Originally proposed by Commissioner Rebecca F. Dye in recommendations made last July and adopted by the FMC in September, three policy statements were issued in late December addressing barriers that had been identified by the trade community as disincentives to filing actions at the agency.
Docket #21-13: Statement on Representative Complaints
Because an individual or small business may face challenges to bringing a private party complaint unrelated to the complaint’s merits, the FMC’s first statement “emphasizes that individuals and companies are not the only persons who may file complaints alleging violations of Title 46, Chapter 411.”
Rather, the FMC states “any person may file a complaint alleging a violation, including shippers’ associations and trade groups or trade associations.” This broad interpretation of the statute allows such organizations to protect the interests of their members while also providing shippers with a degree of separation and insulation from potential retaliation.
Docket #21-14: Statement on Attorney Fees
Responding to concerns by shippers that lack of clarity about a complainant’s liability for a respondent’s attorney fees may deter shippers from filing actions, the FMC’s second statement explains its approach to attorney fees and reiterates that a party who brings an unsuccessful complaint is not automatically required to pay the other party’s attorney fees.
In accordance with 2014 changes to the statute that made the award of fees discretionary rather than mandatory, the FMC says will favorably regard those “complainants who raise non-frivolous claims in good faith, who litigate zealously but within the rules and for proper purposes, and who comply with Commission orders.” In such cases, the FMC states that complainants “are at little risk of attorney fee liability if they are unsuccessful, absent unusual circumstances.”

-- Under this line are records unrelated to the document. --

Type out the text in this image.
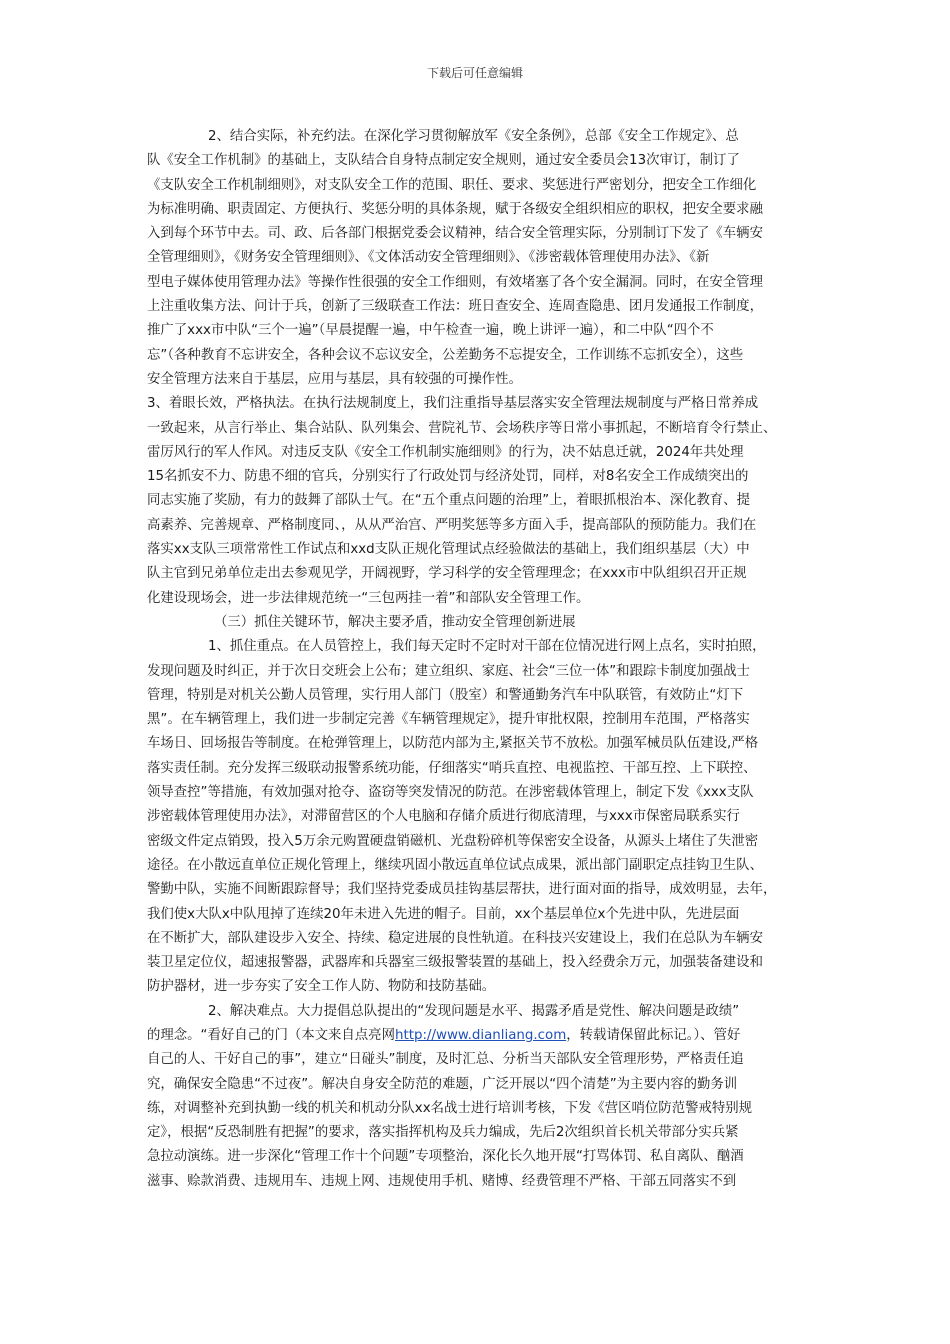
下载后可任意编辑
2、结合实际，补充约法。在深化学习贯彻解放军《安全条例》，总部《安全工作规定》、总
队《安全工作机制》的基础上，支队结合自身特点制定安全规则，通过安全委员会13次审订，制订了
《支队安全工作机制细则》，对支队安全工作的范围、职任、要求、奖惩进行严密划分，把安全工作细化
为标准明确、职责固定、方便执行、奖惩分明的具体条规，赋于各级安全组织相应的职权，把安全要求融
入到每个环节中去。司、政、后各部门根据党委会议精神，结合安全管理实际，分别制订下发了《车辆安
全管理细则》，《财务安全管理细则》、《文体活动安全管理细则》、《涉密载体管理使用办法》、《新
型电子媒体使用管理办法》等操作性很强的安全工作细则，有效堵塞了各个安全漏洞。同时，在安全管理
上注重收集方法、问计于兵，创新了三级联查工作法：班日查安全、连周查隐患、团月发通报工作制度，
推广了xxx市中队“三个一遍”（早晨提醒一遍，中午检查一遍，晚上讲评一遍），和二中队“四个不
忘”（各种教育不忘讲安全，各种会议不忘议安全，公差勤务不忘提安全，工作训练不忘抓安全），这些
安全管理方法来自于基层，应用与基层，具有较强的可操作性。
3、着眼长效，严格执法。在执行法规制度上，我们注重指导基层落实安全管理法规制度与严格日常养成
一致起来，从言行举止、集合站队、队列集会、营院礼节、会场秩序等日常小事抓起，不断培育令行禁止、
雷厉风行的军人作风。对违反支队《安全工作机制实施细则》的行为，决不姑息迁就，2024年共处理
15名抓安不力、防患不细的官兵，分别实行了行政处罚与经济处罚，同样，对8名安全工作成绩突出的
同志实施了奖励，有力的鼓舞了部队士气。在“五个重点问题的治理”上，着眼抓根治本、深化教育、提
高素养、完善规章、严格制度同、，从从严治宫、严明奖惩等多方面入手，提高部队的预防能力。我们在
落实xx支队三项常常性工作试点和xxd支队正规化管理试点经验做法的基础上，我们组织基层（大）中
队主官到兄弟单位走出去参观见学，开阔视野，学习科学的安全管理理念；在xxx市中队组织召开正规
化建设现场会，进一步法律规范统一“三包两挂一着”和部队安全管理工作。
（三）抓住关键环节，解决主要矛盾，推动安全管理创新进展
1、抓住重点。在人员管控上，我们每天定时不定时对干部在位情况进行网上点名，实时拍照，
发现问题及时纠正，并于次日交班会上公布；建立组织、家庭、社会“三位一体”和跟踪卡制度加强战士
管理，特别是对机关公勤人员管理，实行用人部门（股室）和警通勤务汽车中队联管，有效防止“灯下
黑”。在车辆管理上，我们进一步制定完善《车辆管理规定》，提升审批权限，控制用车范围，严格落实
车场日、回场报告等制度。在枪弹管理上，以防范内部为主,紧抠关节不放松。加强军械员队伍建设,严格
落实责任制。充分发挥三级联动报警系统功能，仔细落实“哨兵直控、电视监控、干部互控、上下联控、
领导查控”等措施，有效加强对抢夺、盗窃等突发情况的防范。在涉密载体管理上，制定下发《xxx支队
涉密载体管理使用办法》，对滞留营区的个人电脑和存储介质进行彻底清理，与xxx市保密局联系实行
密级文件定点销毁，投入5万余元购置硬盘销磁机、光盘粉碎机等保密安全设备，从源头上堵住了失泄密
途径。在小散远直单位正规化管理上，继续巩固小散远直单位试点成果，派出部门副职定点挂钩卫生队、
警勤中队，实施不间断跟踪督导；我们坚持党委成员挂钩基层帮扶，进行面对面的指导，成效明显，去年，
我们使x大队x中队甩掉了连续20年未进入先进的帽子。目前，xx个基层单位x个先进中队，先进层面
在不断扩大，部队建设步入安全、持续、稳定进展的良性轨道。在科技兴安建设上，我们在总队为车辆安
装卫星定位仪，超速报警器，武器库和兵器室三级报警装置的基础上，投入经费余万元，加强装备建设和
防护器材，进一步夯实了安全工作人防、物防和技防基础。
2、解决难点。大力提倡总队提出的“发现问题是水平、揭露矛盾是党性、解决问题是政绩”
的理念。“看好自己的门（本文来自点亮网http://www.dianliang.com，转载请保留此标记。）、管好
自己的人、干好自己的事”，建立“日碰头”制度，及时汇总、分析当天部队安全管理形势，严格责任追
究，确保安全隐患“不过夜”。解决自身安全防范的难题，广泛开展以“四个清楚”为主要内容的勤务训
练，对调整补充到执勤一线的机关和机动分队xx名战士进行培训考核，下发《营区哨位防范警戒特别规
定》，根据“反恐制胜有把握”的要求，落实指挥机构及兵力编成，先后2次组织首长机关带部分实兵紧
急拉动演练。进一步深化“管理工作十个问题”专项整治，深化长久地开展“打骂体罚、私自离队、酗酒
滋事、赊款消费、违规用车、违规上网、违规使用手机、赌博、经费管理不严格、干部五同落实不到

Docket #21-15: Statement on Retaliation
In its third statement addressing the issue of potential retaliation by carriers — refusing, or threatening to refuse, cargo space accommodations because the shipper, for example — the FMC emphasizes that it broadly defines both who can bring a retaliation complaint, as well as the types of shipper activity that are protected under the existing retaliation prohibitions. This policy statement also addresses the proof necessary for certain complaints involving “other unfair or unjustly discriminatory methods” of retaliation.
Following an audit of top vessel-operating common carriers last year, the FMC urged more than two dozen of the world’s biggest shipping lines to adopt three best practices related to when and how detention and demurrage fees are applied, as well as how to dispute the charges.
On December 30, the FMC initiated an investigation into the unreasonable charging of container detention fees by Wan Hai lines. Wan Hai is the 10th largest container shipping line in the world and the 25th largest carrier for U.S. imports.